County Attorney Brian McIntyre told Supervisors Ann English, Peggy Judd and Tom Borer the criminal side of his department performed 1,353 felony reviews over the past year, of which 90 still remain. His attorneys also handled 3,000 misdemeanor cases.

The success rate is based on the new prosecutor’s case management e-filing program, PbK, which has another bright side to it – the reduction of costs for the copier and copies, as well as all case files are online for easy access, said McIntyre. The program also allows the Sheriff’s Office deputies to email arrest reports, ending physical drop-offs. Again, saving time and money.

“We are doing well on staying caught up,” McIntyre said. “We are prioritizing case. In a perfect world, we would love to have empty queues.”

McIntyre’s budget is $4,716,208, which covers 33 positions in the General Fund. Revenues are estimated at $1,812,564. There are three vacant positions he has been trying to fill, but the attorney positions are not attracting any candidates.

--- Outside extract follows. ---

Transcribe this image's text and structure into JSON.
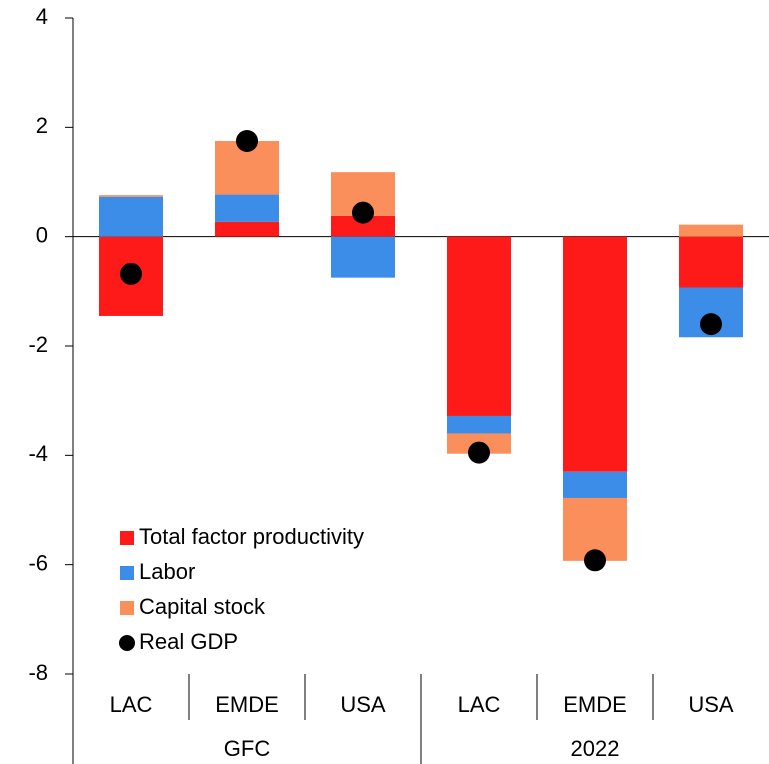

“We had the jobs listed for six months and didn’t get any applicants,” said McIntyre. “We hoped for mid-level experience lawyers, but now we’re looking at graduates who have passed the bar. It’s a concern because you need lawyers to be able to prosecute, defend and judge.”

There is concern about people incarcerated who have not been tried and are still in jail, he added.

McIntyre mentioned the difficulties in holding trials in small courtrooms, as there was not enough room to provide proper social distancing.

“We carried on as best we could,” he said. “We tried to keep the doors open.”

He noted many of the funding sources used historically from fines and fees, worth millions, “may be lost.”

English noted, “We’re all aware of the legislators’ move to pass those expenses down to us. Revenues have dropped 300 percent. It looks bleak for those of us who depend on those funds and it’s a common problem across the state.”

Superior Court and presiding Judge Tim Dickerson brought in a $11,616,857 budget to cover Superior Court, Clerk of the Court, Justice Courts, Juvenile and Adult Detention and Probation and court administration costs.

Court Administrator John Schow said there were 907 people on probation in the county and in spite of the pandemic, probation officers were able to maintain contact to monitor their progress either face-to-face or online.

“We have to help people when they are being released from prison,” he said. “We have to be sure they are not getting back on drugs and maintain their curfews.”

To help juveniles on probation, probation officers work with them through Kids At Hope, a program that helps at-risk kids to overcome barriers holding back their success. Since the closure of the county juvenile detention center in January, young offenders unable to be managed at home are now sent to Santa Cruz County’s detention facility.

Schow told the Supervisors there were 150 sex offenders in the county who will be released over the next three to five years who will have to be tracked.

Niltza Flores, associate court administrator, said not just the county but the state is having problems finding people to fill court recorder positions. The training needed is offered only in one school in Phoenix and one online course.

“Many recorders are retiring, leaving vacant positions,” she said. “With Senate Bill 1267, the courts will be able to use remote recorders to cover Superior Court cases.”

One of the challenges the court system faces is the release of people who have been convicted of marijuana possession. Some of the sentences go back years and there may be difficulty in finding their records.

“And there’s a tsunami of evictions coming, as well,” Flores said.

There were a few requests for funding, which included $75,000 for a consultant to help with a strategic plan.

Theresa Rockrich, business manager of juvenile court services, asked to raise the court security wages by $3,000 from $30,536 annually to $33,616 in order to retain security staff.

Other judicial funding requests were a $45,000 detention vehicle, $33,482 for a Justice of the Peace 4 position, $42,000 for an IT program, $31,370 for increases in the pro tempore from 20 hours to 30, and $56,000 for new carpet and paint for a total of $282,852.